In its petition for review, filed Monday in the U.S. Court of Appeals for the District of Columbia Circuit, the American Petroleum Institute called the provisions, unveiled May 1 by the U.S. Department of Transportation, “arbitrary, capricious, (and) an abuse of discretion.”
The industry group asked the court to set aside the provisions. It did not challenge the department’s new standard for newly constructed tank cars carrying crude oil, ethanol and other flammable liquids.
The lawsuit names Transportation Secretary Anthony Foxx, Attorney General Loretta Lynch and Tim Butters, acting chief of the Pipeline and Hazardous Materials Safety Administration, the agency tasked with enforcing the rules.

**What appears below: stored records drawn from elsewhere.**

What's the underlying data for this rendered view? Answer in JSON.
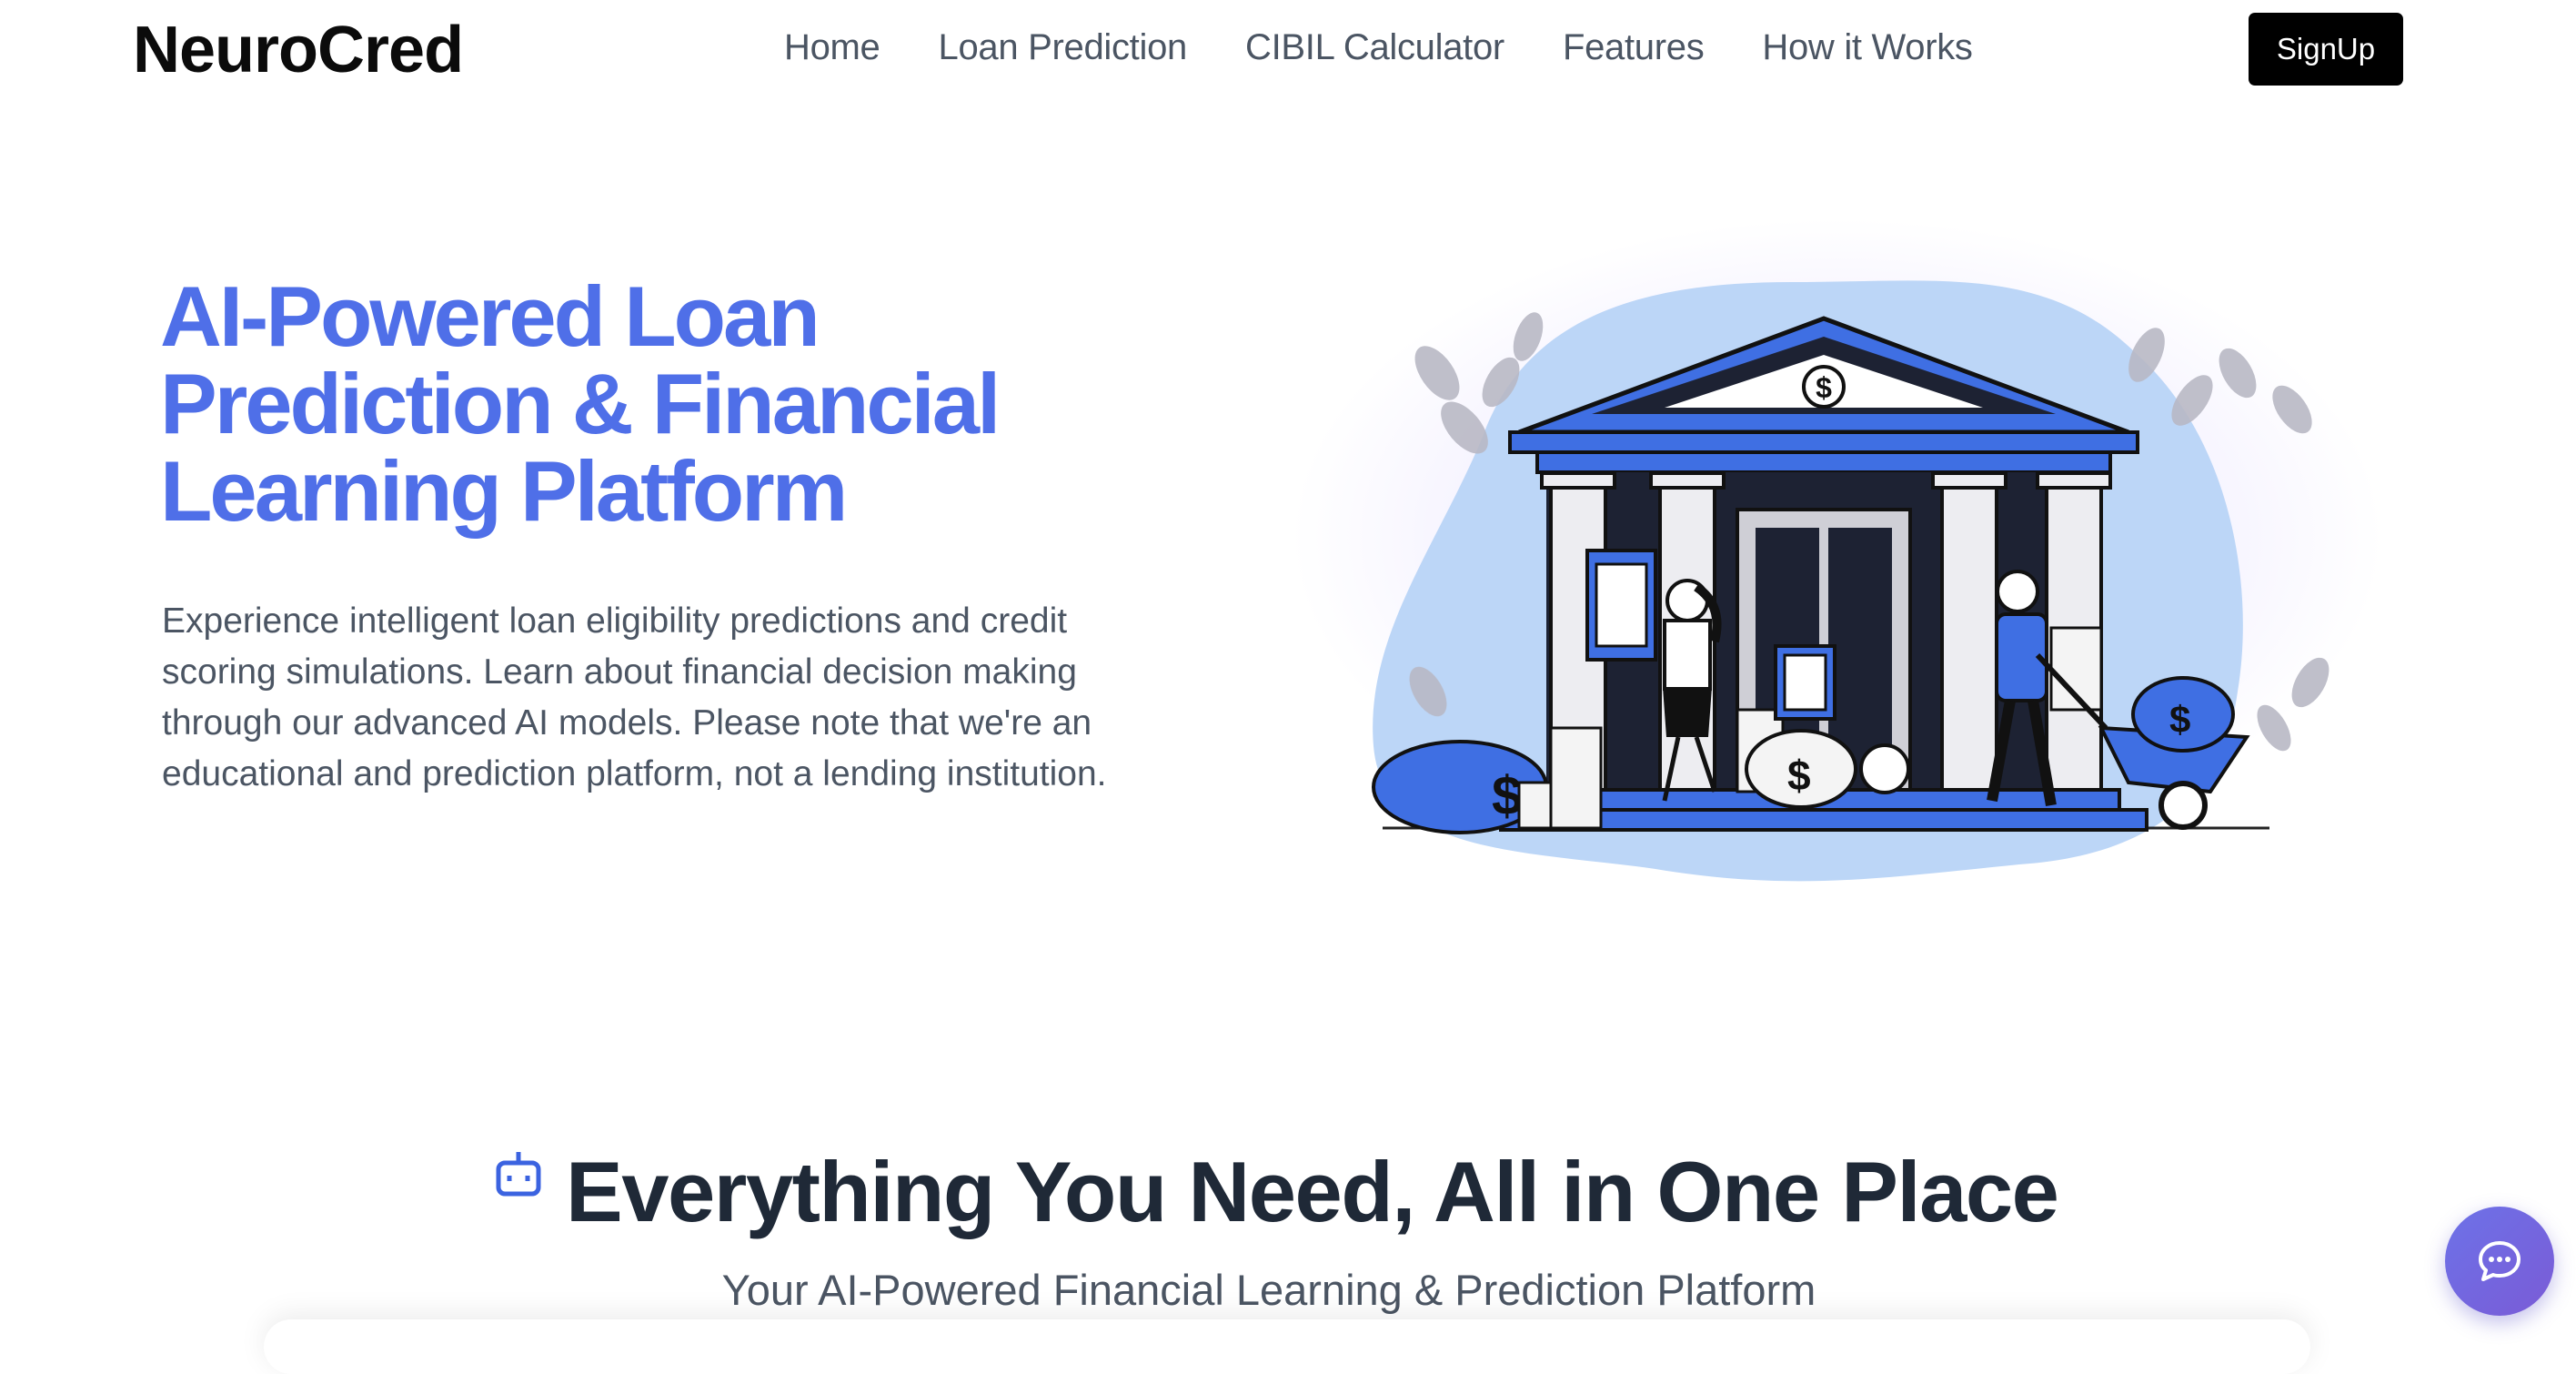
{
  "nav": {
    "brand": "NeuroCred",
    "links": [
      {
        "label": "Home"
      },
      {
        "label": "Loan Prediction"
      },
      {
        "label": "CIBIL Calculator"
      },
      {
        "label": "Features"
      },
      {
        "label": "How it Works"
      }
    ],
    "signup_label": "SignUp"
  },
  "hero": {
    "title_lines": [
      "AI-Powered Loan",
      "Prediction & Financial",
      "Learning Platform"
    ],
    "description_lines": [
      "Experience intelligent loan eligibility predictions and credit",
      "scoring simulations. Learn about financial decision making",
      "through our advanced AI models. Please note that we're an",
      "educational and prediction platform, not a lending institution."
    ],
    "illustration_icon": "bank-illustration-icon",
    "title_color": "#4f6fe8"
  },
  "features": {
    "icon": "robot-icon",
    "title": "Everything You Need, All in One Place",
    "subtitle": "Your AI-Powered Financial Learning & Prediction Platform"
  },
  "chat": {
    "icon": "chat-bubble-icon",
    "accent": "#6d72e8"
  },
  "colors": {
    "primary": "#4f6fe8",
    "illustration_blue": "#3f6fe3",
    "blob": "#bcd6f7"
  }
}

In public statements and filings, the oil industry hinted that it would take legal action against the department’s new rules. It had said that the department’s proposed timeline for retrofitting the large fleet of DOT-111 tank cars wasn’t realistic. It also said that the benefits of installing electronic brakes on the tank cars didn’t justify the cost.
The rail industry’s principal trade group, the Association of American Railroads, also opposed the braking requirement, though it was more supportive of the retrofit timeline.
When asked about a potential legal challenge to its rules, Foxx said he expected that the courts would uphold the department’s power to regulate rail transportation.
“We believe strongly that our rule will stand up,” Foxx said on May 1.
This post has been updated to correct the federal court the suit was filed in.